In the catalogue entry for this pair of vases in the exhibition, Selections of Chinese Art from Private Collections, it is noted that only two other pairs are known; one pair in the Palace Museum in Beijing and another pair in the Palace Museum, Shenyang, Liaoning.
This pair of meiping is related to a pair of baluster vases painted in the same style with similar dragons and clouds reserved on an opaque duck's-egg blue ground between bands of waves, and with a similar band of ruyi heads below the mouth rim, illustrated by E. Gorer and J.F. Blacker, Les Porcelaines et les Pierres Dures Chinoises, London, 1911, pl. 188, where it is noted that they are from the Imperial Palace, Peking. A single vase similar to this latter pair was sold in our London rooms, 16 December 1996, lot 12.

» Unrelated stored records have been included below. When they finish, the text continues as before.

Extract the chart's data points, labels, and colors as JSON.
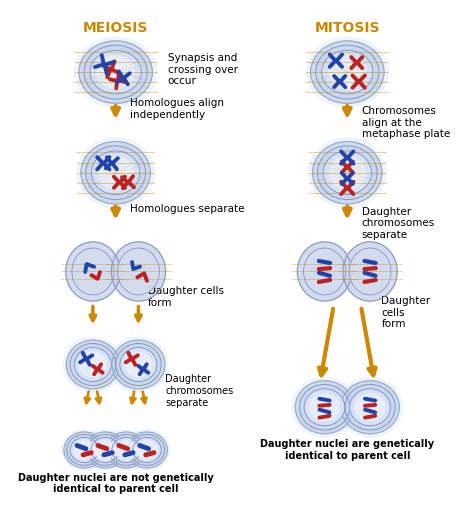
{
  "title_left": "MEIOSIS",
  "title_right": "MITOSIS",
  "title_color": "#CC8800",
  "bg": "#FFFFFF",
  "cell_outer": "#B8C8E0",
  "cell_mid": "#C8D8EE",
  "cell_inner": "#D8E4F8",
  "cell_core": "#E4ECF8",
  "spindle_color": "#CC8800",
  "chrom_blue": "#2244AA",
  "chrom_red": "#BB2222",
  "arrow_color": "#CC8800",
  "text_color": "#000000",
  "labels": {
    "m1_right": "Synapsis and\ncrossing over\noccur",
    "m2_label": "Homologues align\nindependently",
    "m3_label": "Homologues separate",
    "m4_label": "Daughter cells\nform",
    "m5_label": "Daughter\nchromosomes\nseparate",
    "m6_bottom": "Daughter nuclei are not genetically\nidentical to parent cell",
    "t1_right": "Chromosomes\nalign at the\nmetaphase plate",
    "t2_label": "Daughter\nchromosomes\nseparate",
    "t3_label": "Daughter\ncells\nform",
    "t4_bottom": "Daughter nuclei are genetically\nidentical to parent cell"
  }
}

Compare, also, the pear-shaped vase with Qianlong iron-red seal mark, where a single large iron-red dragon molded in high relief is applied around the sides amidst multicolored clouds similar to those on the present examples, illustrated by R. Soame Jenyns, Later Chinese Porcelain, London, 1951, pl. CVII (2), and later sold in our Hong Kong rooms, 28 April 1996, lot 55. As with the present pair there is a ruyi-head band at the gilded mouth rim and the decoration is reserved on a rich, opaque ground, this time of turquoise color. Another related but larger (45.7cm.) baluster vase painted in similar opaque enamels of bright tone with large, mature, scaly dragons amidst larger formations of multicolored vapor clouds reserved on a turquoise ground, and also with a Qianlong seal mark in iron red, was included in the exhibition, Selected Chinese Ceramics from Han to Qing Dynasties, Chang Foundation, Taipei, 1990, illustrated by J. Spencer in the Catalogue, p. 372, no. 167. This vase also has a wavy band of multicolored lappets at the base, but the lappets are narrower and have a more striped appearance.